Input moment and sampling

I’m majoring in chemical engineering.
i’m conducting research to simulate the process using simulation programs such as Aspen.
PCE has the advantage that it can produce good results with less data than MC, so I want to apply PCE to my research.
I’m using PCE to approximate the underlying function and do a sensitivity analysis.

Before proceeding with the above research, first, i will extract data using simulation program.
At this point, i want to use a sampling technique such as LHS to obtain the data points that need to be extracted. (If the data extraction point is randomly selected, the model does not perform well. Aspen simulation data is a time-consuming task.)

Assume that the input of data consists of x1, x2, and x3. At this time, the distribution of x1, x2, x3 is unknown. Can I assume this is uniform distribution like in uq_Example_input_01_Sampling?

Additional question. Last time, when setting the moment and type required to generate a PCE model, you answered that i use plotmatrix to see the distribution. (Thank you for your kind reply.) The picture below shows the Truss data using plotmatrix.

In the above figure, all the distributions represented by Pi are expressed as Gumbel as Type, Mean as 50000, and Standard Deviation as 7500.
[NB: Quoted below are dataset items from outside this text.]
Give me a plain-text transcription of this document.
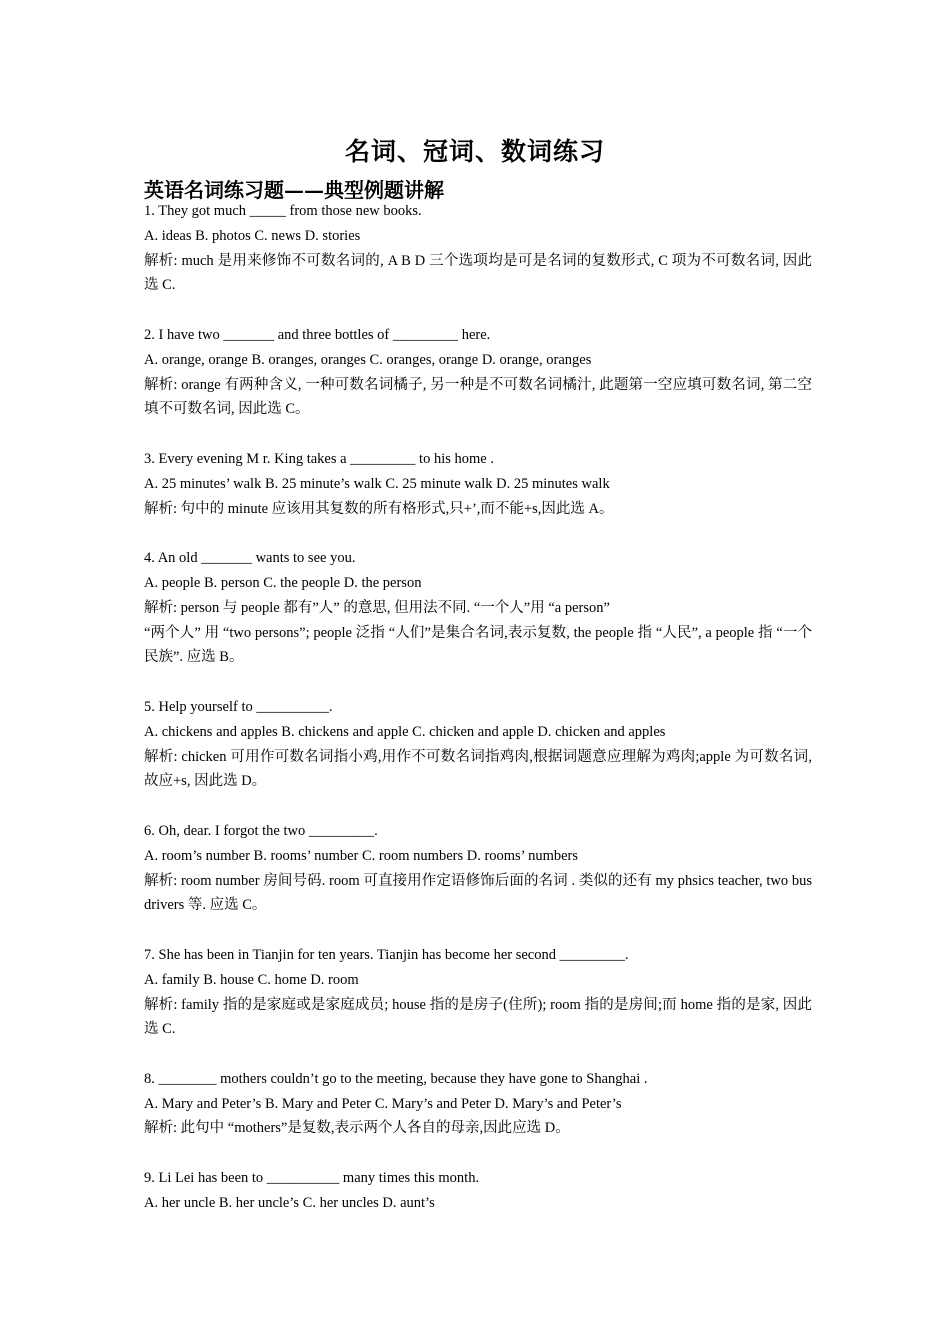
名词、冠词、数词练习
英语名词练习题——典型例题讲解

1. They got much _____ from those new books.

A. ideas B. photos C. news D. stories

解析: much 是用来修饰不可数名词的, A B D 三个选项均是可是名词的复数形式, C 项为不可数名词, 因此选 C.

2. I have two _______ and three bottles of _________ here.

A. orange, orange B. oranges, oranges C. oranges, orange D. orange, oranges

解析: orange 有两种含义, 一种可数名词橘子, 另一种是不可数名词橘汁, 此题第一空应填可数名词, 第二空填不可数名词, 因此选 C。

3. Every evening M r. King takes a _________ to his home .

A. 25 minutes’ walk B. 25 minute’s walk C. 25 minute walk D. 25 minutes walk

解析: 句中的 minute 应该用其复数的所有格形式,只+’,而不能+s,因此选 A。

4. An old _______ wants to see you.

A. people B. person C. the people D. the person

解析: person 与 people 都有”人” 的意思, 但用法不同. “一个人”用 “a person”

“两个人” 用 “two persons”; people 泛指 “人们”是集合名词,表示复数, the people 指 “人民”, a people 指 “一个民族”. 应选 B。

5. Help yourself to __________.

A. chickens and apples B. chickens and apple C. chicken and apple D. chicken and apples

解析: chicken 可用作可数名词指小鸡,用作不可数名词指鸡肉,根据词题意应理解为鸡肉;apple 为可数名词, 故应+s, 因此选 D。

6. Oh, dear. I forgot the two _________.

A. room’s number B. rooms’ number C. room numbers D. rooms’ numbers

解析: room number 房间号码. room 可直接用作定语修饰后面的名词 . 类似的还有 my phsics teacher, two bus drivers 等. 应选 C。

7. She has been in Tianjin for ten years. Tianjin has become her second _________.

A. family B. house C. home D. room

解析: family 指的是家庭或是家庭成员; house 指的是房子(住所); room 指的是房间;而 home 指的是家, 因此选 C.

8. ________ mothers couldn’t go to the meeting, because they have gone to Shanghai .

A. Mary and Peter’s B. Mary and Peter C. Mary’s and Peter D. Mary’s and Peter’s

解析: 此句中 “mothers”是复数,表示两个人各自的母亲,因此应选 D。

9. Li Lei has been to __________ many times this month.

A. her uncle B. her uncle’s C. her uncles D. aunt’s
In the figure, the shape of the distribution is similar, but the specific parameters of the distribution are likely to be different.
Is there a criterion (or tip) for determining the distribution of input data? Or is it just a toy problem, so is it rough?

Finally, the question is about copula. Studying manual, copula seems to be an indicator of the dependencies between variables. This is also an option for creating PCE models. This is a low level question, but what exactly does the copula function do?
(I don’t understand the result of the copula function example.)
(How do i determine if the data is dependent on each other or independent? Based on knowledge?)